It should be easy, but sometimes reporting IT problems – and getting the results you want from your IT support department – doesn’t seem to be as straightforward as it should be.
You’ve explained the problem to them, but somehow they don’t seem to get it. As the journalist William Whyte observed, “The great enemy of communication is the illusion of it”, and sometimes (attempted) communication with IT folk just seems to underline that.
How not to do it
Consider Susan, who walks into the meeting room and notices one of the ceiling lights isn’t working. She contacts building maintenance and asks that they replace the bulb.
Later, she visits her GP and tells him that she cut her finger a week ago, but it’s still quite painful, and now a little red and swollen.
See the difference?
In the first case, she told the support organisation (building maintenance) what to do. In the second (her GP), she told him what problem she was trying to solve.
It’s a subtle difference, but it can have a huge impact. For a start, the first approach may not yield the results you’re looking for (there’s no guarantee that the light problem is caused by a faulty bulb).
More importantly, though, you aren’t getting the best from the support organisation if you tell them what to do. Whether they are building maintenance, a doctor or IT support staff, the chances are that they know more about their discipline than you do – that’s why you’re using them.
Four (and a half) steps
Here’s a really simple guide to reporting IT problems that will help both you and them get those problems resolved as soon as possible. Four items of information to report to your IT people, with an optional fifth if you want
What were you trying to achieve?
State the end result you are trying to achieve. Take care to define the problem rather than your chosen solution.
A good test is to take your definition and ask, “Why?”. The answer to that will usually tell you whether or not you’ve defined what you are trying to do rather than how you are trying to do it.
If the problem is intermittent, also give as accurately as possible the date and time your problem occurred.
- Good example: “I want to print a document I’ve written in Google Docs”
- Bad example: “Can you reboot the file server, please?”
What you did
Simply state what you’ve done so far. Don’t embellish it or add detail: this should be a factual account of actions taken.
- Good example: “I clicked on the “print” icon in the toolbar”.
- Bad example: “Marie said that we have to…”
The outcome was presumably not what you were expecting. This again is a factual description.
Avoid adding your interpretation of what is going on: just report what actually happened.
- Good example: “The print dialog appeared, and I clicked on OK. Nothing seemed to happen after that”.
- Bad example: “I got an error, and it looks like there’s a problem with DNS”
How what happened differed from what you expected
This is a natural follow-on to the previous question. Yet again a factual statement: what did you expect to happen?

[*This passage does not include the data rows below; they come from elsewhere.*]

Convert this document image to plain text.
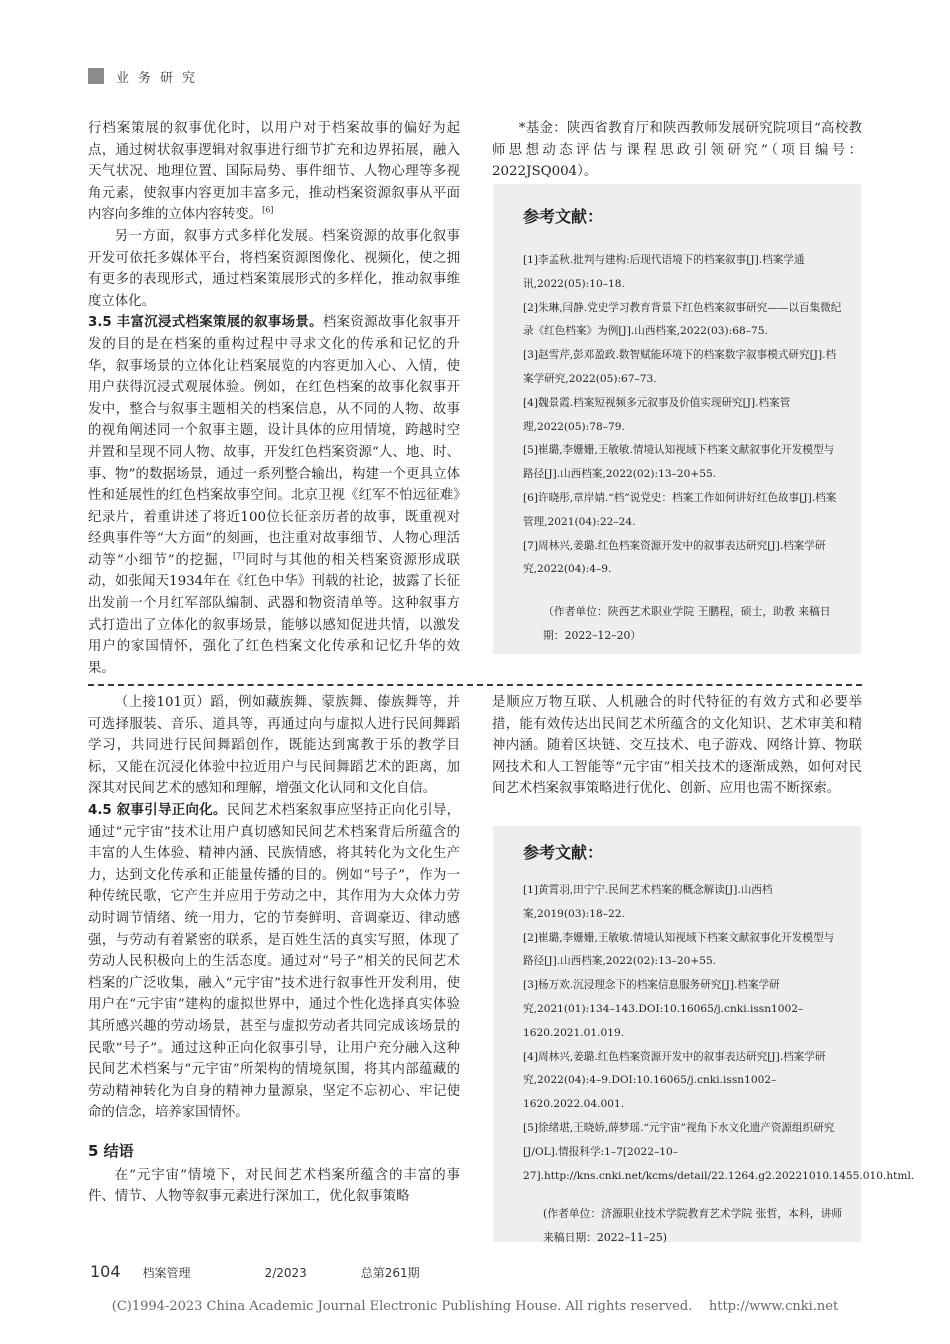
业务研究

行档案策展的叙事优化时，以用户对于档案故事的偏好为起点，通过树状叙事逻辑对叙事进行细节扩充和边界拓展，融入天气状况、地理位置、国际局势、事件细节、人物心理等多视角元素，使叙事内容更加丰富多元，推动档案资源叙事从平面内容向多维的立体内容转变。[6]

另一方面，叙事方式多样化发展。档案资源的故事化叙事开发可依托多媒体平台，将档案资源图像化、视频化，使之拥有更多的表现形式，通过档案策展形式的多样化，推动叙事维度立体化。

3.5 丰富沉浸式档案策展的叙事场景。档案资源故事化叙事开发的目的是在档案的重构过程中寻求文化的传承和记忆的升华，叙事场景的立体化让档案展览的内容更加入心、入情，使用户获得沉浸式观展体验。例如，在红色档案的故事化叙事开发中，整合与叙事主题相关的档案信息，从不同的人物、故事的视角阐述同一个叙事主题，设计具体的应用情境，跨越时空并置和呈现不同人物、故事，开发红色档案资源“人、地、时、事、物”的数据场景，通过一系列整合输出，构建一个更具立体性和延展性的红色档案故事空间。北京卫视《红军不怕远征难》纪录片，着重讲述了将近100位长征亲历者的故事，既重视对经典事件等“大方面”的刻画，也注重对故事细节、人物心理活动等“小细节”的挖掘，[7]同时与其他的相关档案资源形成联动，如张闻天1934年在《红色中华》刊载的社论，披露了长征出发前一个月红军部队编制、武器和物资清单等。这种叙事方式打造出了立体化的叙事场景，能够以感知促进共情，以激发用户的家国情怀，强化了红色档案文化传承和记忆升华的效果。

*基金：陕西省教育厅和陕西教师发展研究院项目“高校教师思想动态评估与课程思政引领研究”（项目编号：2022JSQ004）。

参考文献：

[1]李孟秋.批判与建构:后现代语境下的档案叙事[J].档案学通讯,2022(05):10–18.
[2]朱琳,闫静.党史学习教育背景下红色档案叙事研究——以百集微纪录《红色档案》为例[J].山西档案,2022(03):68–75.
[3]赵雪芹,彭邓盈政.数智赋能环境下的档案数字叙事模式研究[J].档案学研究,2022(05):67–73.
[4]魏景霞.档案短视频多元叙事及价值实现研究[J].档案管理,2022(05):78–79.
[5]崔璐,李姗姗,王敏敏.情境认知视域下档案文献叙事化开发模型与路径[J].山西档案,2022(02):13–20+55.
[6]许晓彤,章岸婧.“档”说党史：档案工作如何讲好红色故事[J].档案管理,2021(04):22–24.
[7]周林兴,姜璐.红色档案资源开发中的叙事表达研究[J].档案学研究,2022(04):4–9.

（作者单位：陕西艺术职业学院 王鹏程，硕士，助教 来稿日期：2022–12–20）

（上接101页）蹈，例如藏族舞、蒙族舞、傣族舞等，并可选择服装、音乐、道具等，再通过向与虚拟人进行民间舞蹈学习，共同进行民间舞蹈创作，既能达到寓教于乐的教学目标，又能在沉浸化体验中拉近用户与民间舞蹈艺术的距离，加深其对民间艺术的感知和理解，增强文化认同和文化自信。

4.5 叙事引导正向化。民间艺术档案叙事应坚持正向化引导，通过“元宇宙”技术让用户真切感知民间艺术档案背后所蕴含的丰富的人生体验、精神内涵、民族情感，将其转化为文化生产力，达到文化传承和正能量传播的目的。例如“号子”，作为一种传统民歌，它产生并应用于劳动之中，其作用为大众体力劳动时调节情绪、统一用力，它的节奏鲜明、音调豪迈、律动感强，与劳动有着紧密的联系，是百姓生活的真实写照，体现了劳动人民积极向上的生活态度。通过对“号子”相关的民间艺术档案的广泛收集，融入“元宇宙”技术进行叙事性开发利用，使用户在“元宇宙”建构的虚拟世界中，通过个性化选择真实体验其所感兴趣的劳动场景，甚至与虚拟劳动者共同完成该场景的民歌“号子”。通过这种正向化叙事引导，让用户充分融入这种民间艺术档案与“元宇宙”所架构的情境氛围，将其内部蕴藏的劳动精神转化为自身的精神力量源泉，坚定不忘初心、牢记使命的信念，培养家国情怀。

5 结语

在“元宇宙”情境下，对民间艺术档案所蕴含的丰富的事件、情节、人物等叙事元素进行深加工，优化叙事策略

是顺应万物互联、人机融合的时代特征的有效方式和必要举措，能有效传达出民间艺术所蕴含的文化知识、艺术审美和精神内涵。随着区块链、交互技术、电子游戏、网络计算、物联网技术和人工智能等“元宇宙”相关技术的逐渐成熟，如何对民间艺术档案叙事策略进行优化、创新、应用也需不断探索。

参考文献：

[1]黄霄羽,田宁宁.民间艺术档案的概念解读[J].山西档案,2019(03):18–22.
[2]崔璐,李姗姗,王敏敏.情境认知视域下档案文献叙事化开发模型与路径[J].山西档案,2022(02):13–20+55.
[3]杨万欢.沉浸理念下的档案信息服务研究[J].档案学研究,2021(01):134–143.DOI:10.16065/j.cnki.issn1002–1620.2021.01.019.
[4]周林兴,姜璐.红色档案资源开发中的叙事表达研究[J].档案学研究,2022(04):4–9.DOI:10.16065/j.cnki.issn1002–1620.2022.04.001.
[5]徐绪堪,王晓娇,薛梦瑶.“元宇宙”视角下水文化遗产资源组织研究[J/OL].情报科学:1–7[2022–10–27].http://kns.cnki.net/kcms/detail/22.1264.g2.20221010.1455.010.html.

(作者单位：济源职业技术学院教育艺术学院 张哲，本科，讲师 来稿日期：2022–11–25)

104 档案管理	2/2023	总第261期
(C)1994-2023 China Academic Journal Electronic Publishing House. All rights reserved.    http://www.cnki.net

The reason this is important is that sometimes what happened was exactly what should have happened, but it may not be what you want.
- Good example: “I expected the letter to print on the printer next to Marie’s desk”
- Bad example: “It should have just worked”.
Any Other Information
This is your opportunity to fill in any gaps and – if you want – suggest what the underlying problem might be.
There are no “bad” examples: you can say what want here.
- “My PC was rebuilt last Tuesday by Adam, and this problem has only happened since then”
- “The same problem seems to be affecting everyone in Accounts”
- “I think this is a DNS problem because …”
Let them help
Most IT people cite solving IT problems as one of the things they enjoy most about the job so, despite the impression you may get from time to time, they do want to help. Sometimes there’s a communication breakdown between users and support staff that leads to frustration on both sides. The guidelines above will help avoid that frustration.
If you’re not sure, ask your IT people if reporting problems in this way would be helpful.
Tell them what result you want, share with them the “why” rather than the “how”. Not only is that more likely to get the result you want, but it will also lead to a more productive relationship with the support person.